L'italiana si volta a guardarlo ma gli occhi sono appannati. Non vuole, però, sciogliersi in lacrime, cadere davanti a lui. Il quasi undicenne le si accuccia di fianco, con l'espressione preoccupata e gli occhi dolci puntati nei suoi. «Vittoria, cosa succede?» le domanda, riuscendo male a mascherare la paura.

La voce sembra aver abbandonato la sua persona come un'inevitabile esalazione, più che come un'interrogazione volontaria. Vittoria chiude gli occhi ed appoggia la testa alla parete dietro di sé, abbracciando il più piccolo affinché questo non abbia la malsana idea di andare a cercare aiuto. Il biondino sorride quando sente Aëla muoversi, è la reazione che si aspettava da parte di Vittoria e riceve per interposta persona.

«Posso fare qualcosa per te?» le chiede allora, tirando un sospiro di sollievo quando l'allenatrice sorride vedendolo sorridere e gli accarezza la testa mentre scuote il capo, tornando piano piano a respirare. Mette a fuoco il viso spaventato che le sta davanti, si sforza di ridarsi un tono, si passa le mani sulle guance come se avesse pianto.
«Andiamo a casa?» propone l'italiana, morbida, quasi con esperienza, come se fosse abituata a gestire quelle situazioni su se stessa.

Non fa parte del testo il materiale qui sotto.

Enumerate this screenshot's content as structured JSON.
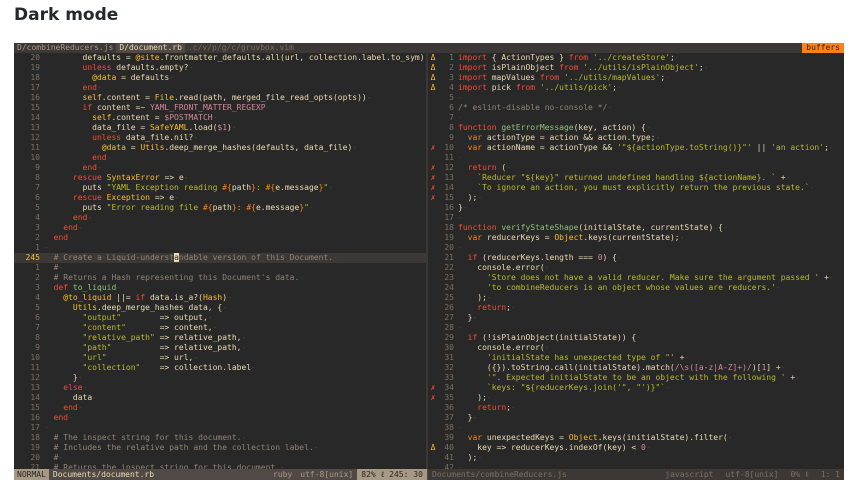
{
  "page": {
    "title": "Dark mode"
  },
  "tabline": {
    "tabs": [
      {
        "label": "D/combineReducers.js",
        "state": "normal"
      },
      {
        "label": "D/document.rb",
        "state": "active"
      },
      {
        "label": ".c/v/p/g/c/gruvbox.vim",
        "state": "inactive"
      }
    ],
    "buffers_label": "buffers"
  },
  "left_pane": {
    "lines": [
      {
        "n": "20",
        "sign": "",
        "html": "        defaults = <span class='y'>@site</span>.frontmatter_defaults.all(url, collection.label.to_sym)<span class='nl'>-</span>"
      },
      {
        "n": "19",
        "sign": "",
        "html": "        <span class='k'>unless</span> defaults.empty?<span class='nl'>-</span>"
      },
      {
        "n": "18",
        "sign": "",
        "html": "          <span class='y'>@data</span> = defaults<span class='nl'>-</span>"
      },
      {
        "n": "17",
        "sign": "",
        "html": "        <span class='k'>end</span><span class='nl'>-</span>"
      },
      {
        "n": "16",
        "sign": "",
        "html": "        <span class='y'>self</span>.content = <span class='y'>File</span>.read(path, merged_file_read_opts(opts))<span class='nl'>-</span>"
      },
      {
        "n": "15",
        "sign": "",
        "html": "        <span class='k'>if</span> content =~ <span class='p'>YAML_FRONT_MATTER_REGEXP</span><span class='nl'>-</span>"
      },
      {
        "n": "14",
        "sign": "",
        "html": "          <span class='y'>self</span>.content = <span class='p'>$POSTMATCH</span><span class='nl'>-</span>"
      },
      {
        "n": "13",
        "sign": "",
        "html": "          data_file = <span class='y'>SafeYAML</span>.load(<span class='p'>$1</span>)<span class='nl'>-</span>"
      },
      {
        "n": "12",
        "sign": "",
        "html": "          <span class='k'>unless</span> data_file.nil?<span class='nl'>-</span>"
      },
      {
        "n": "11",
        "sign": "",
        "html": "            <span class='y'>@data</span> = <span class='y'>Utils</span>.deep_merge_hashes(defaults, data_file)<span class='nl'>-</span>"
      },
      {
        "n": "10",
        "sign": "",
        "html": "          <span class='k'>end</span><span class='nl'>-</span>"
      },
      {
        "n": "9",
        "sign": "",
        "html": "        <span class='k'>end</span><span class='nl'>-</span>"
      },
      {
        "n": "8",
        "sign": "",
        "html": "      <span class='k'>rescue</span> <span class='y'>SyntaxError</span> =&gt; e<span class='nl'>-</span>"
      },
      {
        "n": "7",
        "sign": "",
        "html": "        puts <span class='s'>\"YAML Exception reading </span><span class='o'>#{</span>path<span class='o'>}</span><span class='s'>: </span><span class='o'>#{</span>e.message<span class='o'>}</span><span class='s'>\"</span><span class='nl'>-</span>"
      },
      {
        "n": "6",
        "sign": "",
        "html": "      <span class='k'>rescue</span> <span class='y'>Exception</span> =&gt; e<span class='nl'>-</span>"
      },
      {
        "n": "5",
        "sign": "",
        "html": "        puts <span class='s'>\"Error reading file </span><span class='o'>#{</span>path<span class='o'>}</span><span class='s'>: </span><span class='o'>#{</span>e.message<span class='o'>}</span><span class='s'>\"</span><span class='nl'>-</span>"
      },
      {
        "n": "4",
        "sign": "",
        "html": "      <span class='k'>end</span><span class='nl'>-</span>"
      },
      {
        "n": "3",
        "sign": "",
        "html": "    <span class='k'>end</span><span class='nl'>-</span>"
      },
      {
        "n": "2",
        "sign": "",
        "html": "  <span class='k'>end</span><span class='nl'>-</span>"
      },
      {
        "n": "1",
        "sign": "",
        "html": "<span class='nl'>-</span>"
      },
      {
        "n": "245",
        "sign": "",
        "cursor": true,
        "html": "  <span class='c'># Create a Liquid-underst</span><span class='cursor'>a</span><span class='c'>ndable version of this Document.</span><span class='nl'>-</span>"
      },
      {
        "n": "1",
        "sign": "",
        "html": "  <span class='c'>#</span><span class='nl'>-</span>"
      },
      {
        "n": "2",
        "sign": "",
        "html": "  <span class='c'># Returns a Hash representing this Document's data.</span><span class='nl'>-</span>"
      },
      {
        "n": "3",
        "sign": "",
        "html": "  <span class='k'>def</span> <span class='a'>to_liquid</span><span class='nl'>-</span>"
      },
      {
        "n": "4",
        "sign": "",
        "html": "    <span class='y'>@to_liquid</span> ||= <span class='k'>if</span> data.is_a?(<span class='y'>Hash</span>)<span class='nl'>-</span>"
      },
      {
        "n": "5",
        "sign": "",
        "html": "      <span class='y'>Utils</span>.deep_merge_hashes data, {<span class='nl'>-</span>"
      },
      {
        "n": "6",
        "sign": "",
        "html": "        <span class='s'>\"output\"</span>        =&gt; output,<span class='nl'>-</span>"
      },
      {
        "n": "7",
        "sign": "",
        "html": "        <span class='s'>\"content\"</span>       =&gt; content,<span class='nl'>-</span>"
      },
      {
        "n": "8",
        "sign": "",
        "html": "        <span class='s'>\"relative_path\"</span> =&gt; relative_path,<span class='nl'>-</span>"
      },
      {
        "n": "9",
        "sign": "",
        "html": "        <span class='s'>\"path\"</span>          =&gt; relative_path,<span class='nl'>-</span>"
      },
      {
        "n": "10",
        "sign": "",
        "html": "        <span class='s'>\"url\"</span>           =&gt; url,<span class='nl'>-</span>"
      },
      {
        "n": "11",
        "sign": "",
        "html": "        <span class='s'>\"collection\"</span>    =&gt; collection.label<span class='nl'>-</span>"
      },
      {
        "n": "12",
        "sign": "",
        "html": "      }<span class='nl'>-</span>"
      },
      {
        "n": "13",
        "sign": "",
        "html": "    <span class='k'>else</span><span class='nl'>-</span>"
      },
      {
        "n": "14",
        "sign": "",
        "html": "      data<span class='nl'>-</span>"
      },
      {
        "n": "15",
        "sign": "",
        "html": "    <span class='k'>end</span><span class='nl'>-</span>"
      },
      {
        "n": "16",
        "sign": "",
        "html": "  <span class='k'>end</span><span class='nl'>-</span>"
      },
      {
        "n": "17",
        "sign": "",
        "html": "<span class='nl'>-</span>"
      },
      {
        "n": "18",
        "sign": "",
        "html": "  <span class='c'># The inspect string for this document.</span><span class='nl'>-</span>"
      },
      {
        "n": "19",
        "sign": "",
        "html": "  <span class='c'># Includes the relative path and the collection label.</span><span class='nl'>-</span>"
      },
      {
        "n": "20",
        "sign": "",
        "html": "  <span class='c'>#</span><span class='nl'>-</span>"
      },
      {
        "n": "21",
        "sign": "",
        "html": "  <span class='c'># Returns the inspect string for this document.</span><span class='nl'>-</span>"
      }
    ]
  },
  "right_pane": {
    "lines": [
      {
        "n": "1",
        "sign": "warn",
        "html": "<span class='k'>import</span> { ActionTypes } <span class='k'>from</span> <span class='s'>'../createStore'</span>;<span class='nl'>-</span>"
      },
      {
        "n": "2",
        "sign": "warn",
        "html": "<span class='k'>import</span> isPlainObject <span class='k'>from</span> <span class='s'>'../utils/isPlainObject'</span>;<span class='nl'>-</span>"
      },
      {
        "n": "3",
        "sign": "warn",
        "html": "<span class='k'>import</span> mapValues <span class='k'>from</span> <span class='s'>'../utils/mapValues'</span>;<span class='nl'>-</span>"
      },
      {
        "n": "4",
        "sign": "warn",
        "html": "<span class='k'>import</span> pick <span class='k'>from</span> <span class='s'>'../utils/pick'</span>;<span class='nl'>-</span>"
      },
      {
        "n": "5",
        "sign": "",
        "html": "<span class='nl'>-</span>"
      },
      {
        "n": "6",
        "sign": "",
        "html": "<span class='c'>/* eslint-disable no-console */</span><span class='nl'>-</span>"
      },
      {
        "n": "7",
        "sign": "",
        "html": "<span class='nl'>-</span>"
      },
      {
        "n": "8",
        "sign": "",
        "html": "<span class='k'>function</span> <span class='a'>getErrorMessage</span>(key, action) {<span class='nl'>-</span>"
      },
      {
        "n": "9",
        "sign": "",
        "html": "  <span class='o'>var</span> actionType = action &amp;&amp; action.type;<span class='nl'>-</span>"
      },
      {
        "n": "10",
        "sign": "err",
        "html": "  <span class='o'>var</span> actionName = actionType &amp;&amp; <span class='s'>'\"${actionType.toString()}\"'</span> || <span class='s'>'an action'</span>;<span class='nl'>-</span>"
      },
      {
        "n": "11",
        "sign": "",
        "html": "<span class='nl'>-</span>"
      },
      {
        "n": "12",
        "sign": "err",
        "html": "  <span class='k'>return</span> (<span class='nl'>-</span>"
      },
      {
        "n": "13",
        "sign": "err",
        "html": "    <span class='s'>`Reducer \"${key}\" returned undefined handling ${actionName}. `</span> +<span class='nl'>-</span>"
      },
      {
        "n": "14",
        "sign": "err",
        "html": "    <span class='s'>`To ignore an action, you must explicitly return the previous state.`</span><span class='nl'>-</span>"
      },
      {
        "n": "15",
        "sign": "err",
        "html": "  );<span class='nl'>-</span>"
      },
      {
        "n": "16",
        "sign": "",
        "html": "}<span class='nl'>-</span>"
      },
      {
        "n": "17",
        "sign": "",
        "html": "<span class='nl'>-</span>"
      },
      {
        "n": "18",
        "sign": "",
        "html": "<span class='k'>function</span> <span class='a'>verifyStateShape</span>(initialState, currentState) {<span class='nl'>-</span>"
      },
      {
        "n": "19",
        "sign": "",
        "html": "  <span class='o'>var</span> reducerKeys = <span class='y'>Object</span>.keys(currentState);<span class='nl'>-</span>"
      },
      {
        "n": "20",
        "sign": "",
        "html": "<span class='nl'>-</span>"
      },
      {
        "n": "21",
        "sign": "",
        "html": "  <span class='k'>if</span> (reducerKeys.length === <span class='p'>0</span>) {<span class='nl'>-</span>"
      },
      {
        "n": "22",
        "sign": "",
        "html": "    console.error(<span class='nl'>-</span>"
      },
      {
        "n": "23",
        "sign": "",
        "html": "      <span class='s'>'Store does not have a valid reducer. Make sure the argument passed '</span> +<span class='nl'>-</span>"
      },
      {
        "n": "24",
        "sign": "",
        "html": "      <span class='s'>'to combineReducers is an object whose values are reducers.'</span><span class='nl'>-</span>"
      },
      {
        "n": "25",
        "sign": "",
        "html": "    );<span class='nl'>-</span>"
      },
      {
        "n": "26",
        "sign": "",
        "html": "    <span class='k'>return</span>;<span class='nl'>-</span>"
      },
      {
        "n": "27",
        "sign": "",
        "html": "  }<span class='nl'>-</span>"
      },
      {
        "n": "28",
        "sign": "",
        "html": "<span class='nl'>-</span>"
      },
      {
        "n": "29",
        "sign": "",
        "html": "  <span class='k'>if</span> (!isPlainObject(initialState)) {<span class='nl'>-</span>"
      },
      {
        "n": "30",
        "sign": "",
        "html": "    console.error(<span class='nl'>-</span>"
      },
      {
        "n": "31",
        "sign": "",
        "html": "      <span class='s'>'initialState has unexpected type of \"'</span> +<span class='nl'>-</span>"
      },
      {
        "n": "32",
        "sign": "",
        "html": "      ({}).toString.call(initialState).match(<span class='p'>/\\s([a-z|A-Z]+)/</span>)[<span class='p'>1</span>] +<span class='nl'>-</span>"
      },
      {
        "n": "33",
        "sign": "",
        "html": "      <span class='s'>'\". Expected initialState to be an object with the following '</span> +<span class='nl'>-</span>"
      },
      {
        "n": "34",
        "sign": "err",
        "html": "      <span class='s'>`keys: \"${reducerKeys.join('\", \"')}\"`</span><span class='nl'>-</span>"
      },
      {
        "n": "35",
        "sign": "err",
        "html": "    );<span class='nl'>-</span>"
      },
      {
        "n": "36",
        "sign": "",
        "html": "    <span class='k'>return</span>;<span class='nl'>-</span>"
      },
      {
        "n": "37",
        "sign": "",
        "html": "  }<span class='nl'>-</span>"
      },
      {
        "n": "38",
        "sign": "",
        "html": "<span class='nl'>-</span>"
      },
      {
        "n": "39",
        "sign": "",
        "html": "  <span class='o'>var</span> unexpectedKeys = <span class='y'>Object</span>.keys(initialState).filter(<span class='nl'>-</span>"
      },
      {
        "n": "40",
        "sign": "warn",
        "html": "    key =&gt; reducerKeys.indexOf(key) &lt; <span class='p'>0</span><span class='nl'>-</span>"
      },
      {
        "n": "41",
        "sign": "",
        "html": "  );<span class='nl'>-</span>"
      },
      {
        "n": "42",
        "sign": "",
        "html": "<span class='nl'>-</span>"
      }
    ]
  },
  "statusline": {
    "mode": "NORMAL",
    "file": "Documents/document.rb",
    "filetype": "ruby",
    "encoding": "utf-8[unix]",
    "position": "82%  ℓ 245: 30",
    "inactive_file": "Documents/combineReducers.js",
    "inactive_filetype": "javascript",
    "inactive_encoding": "utf-8[unix]",
    "inactive_percent": "0%  ℓ",
    "inactive_pos": "1:  1"
  },
  "signs": {
    "warn": "Δ",
    "err": "✗"
  },
  "colors": {
    "background": "#282828",
    "foreground": "#ebdbb2",
    "accent_orange": "#fe8019",
    "warn": "#fabd2f",
    "error": "#fb4934"
  }
}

«Stai meglio?» si accerta il brasiliano, strappandole un sorriso sincero: è ovvio che non stia bene ed è bello che lui le abbia detto meglio, non bene.
«Sto meglio, grazie. Devo passare un attimo dall'hotel a prendere la valigia e salutare i ragazzi, vuoi venire con me o vai con...»
«Vengo con te, ho visto troppe volte papà perdere.» afferma lui, veloce, a tratti insofferente nei confronti di quello che sa già sarà il comportamento del padre.

Vittoria ride e lo spettina, salgono insieme sul pullman bianconero. La Juventus è in festa ma il forte contrasto tra quello che sente dentro e vede fuori non disturba l'allenatrice, che prende parte ai cori e all'euforia. Avrebbe bisogno di una doccia e del coraggio di vivere ciò che l'aspetta, probabilmente conviene incominciare dalla doccia.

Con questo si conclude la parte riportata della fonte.